Folks, I’m hoping you didn’t misplace your pitchforks and torches after attempting to run Reuben Foster out of town. It’s time to dip the rags in kerosene and light those suckers again.
Foster’s ex-girlfriend testified Thursday in a preliminary hearing at the Santa Clara Hall of Justice, and her testimony was every bit as incendiary as you imagined it might be. Full disclosure: I did not attend the hearing. I was flying back from Houston, where I had covered Games 1 and 2 of the NBA Western Conference final. By the time I landed in Oakland, the bombshells were already dropping in San Jose.
Here’s a quick summary, in case you weren’t surfing TMZ.

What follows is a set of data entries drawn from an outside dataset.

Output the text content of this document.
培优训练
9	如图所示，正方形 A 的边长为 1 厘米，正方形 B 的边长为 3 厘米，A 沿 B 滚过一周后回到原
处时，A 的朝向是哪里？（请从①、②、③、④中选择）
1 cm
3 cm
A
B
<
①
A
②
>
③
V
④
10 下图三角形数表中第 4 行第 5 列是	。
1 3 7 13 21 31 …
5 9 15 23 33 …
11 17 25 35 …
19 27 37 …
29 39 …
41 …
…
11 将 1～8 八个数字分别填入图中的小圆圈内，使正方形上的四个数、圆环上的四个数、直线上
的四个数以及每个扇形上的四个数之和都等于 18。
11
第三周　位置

As her lawyer suggested she would, the ex-girlfriend, Elissa Ennis, recanted her accusations of domestic violence against Foster. But she did more than that. Ennis admitted that she made up the allegations (which included Foster punching her up to 10 times and puncturing her eardrum) specifically to ruin the linebacker’s NFL career; that she also stole money and jewelry from him; that she falsely accused another man of domestic violence in 2011, in Louisiana.
So many bombshells.
Foster will be back in court next Wednesday, at which point the judge will determine whether there is enough evidence to send the case to trial.
That seems like a long shot, doesn’t it? It’s one thing when an accuser backtracks on accusations; that is not uncommon in domestic violence cases, which are fraught with complications. It’s another thing when that accuser systematically dismantles her original claims, and offers video evidence (of a different altercation, involving Ennis and another woman) to back up the new story.
This case has been unpredictable from the outset. Alas, public reaction has not. We leaped into a swamp of conclusions the moment Foster was charged. And if we know anything about human nature, we’re about to do it again.
Remember when people occasionally waited for facts and analysis before forming unassailable opinions? Those days have gone the way of the rotary phone and the fullback.
Opinion massed against Foster when he was arrested on Feb. 11, and became a tsunami on April 12 when additional, salacious details emerged in the case. Many people argued that the 49ers should have released Foster on the spot. The charges were horrifying, after all. And why would the Santa Clara County District Attorney’s office advance those charges against a local celebrity unless it had an airtight case?
Foster, who had already built a short list of minor offenses, became a marked man. And it was troublesome that many of the people speaking out on his behalf seemed either to (a) focus on his value to the 49ers as a football player or (b) reveal a general distrust of women.
The rush to judgment never made sense, though. I am absolutely certain that the vast majority of domestic violence charges have merit. Considering the shameful way victims of abuse have been, and still are, treated by the legal system, and the risks they incur by speaking up, you can bet that most of the accused are guilty as charged.
But whether 98 percent of DV charges are real, or whether it’s 99.5 percent or whatever, that’s still not certainty. The small sliver of doubt should have told us to wait for more facts before judging Reuben Foster. The 49ers were correct in suspending him from team activities as the case unfolded. It now appears they were correct in not severing ties with the young man.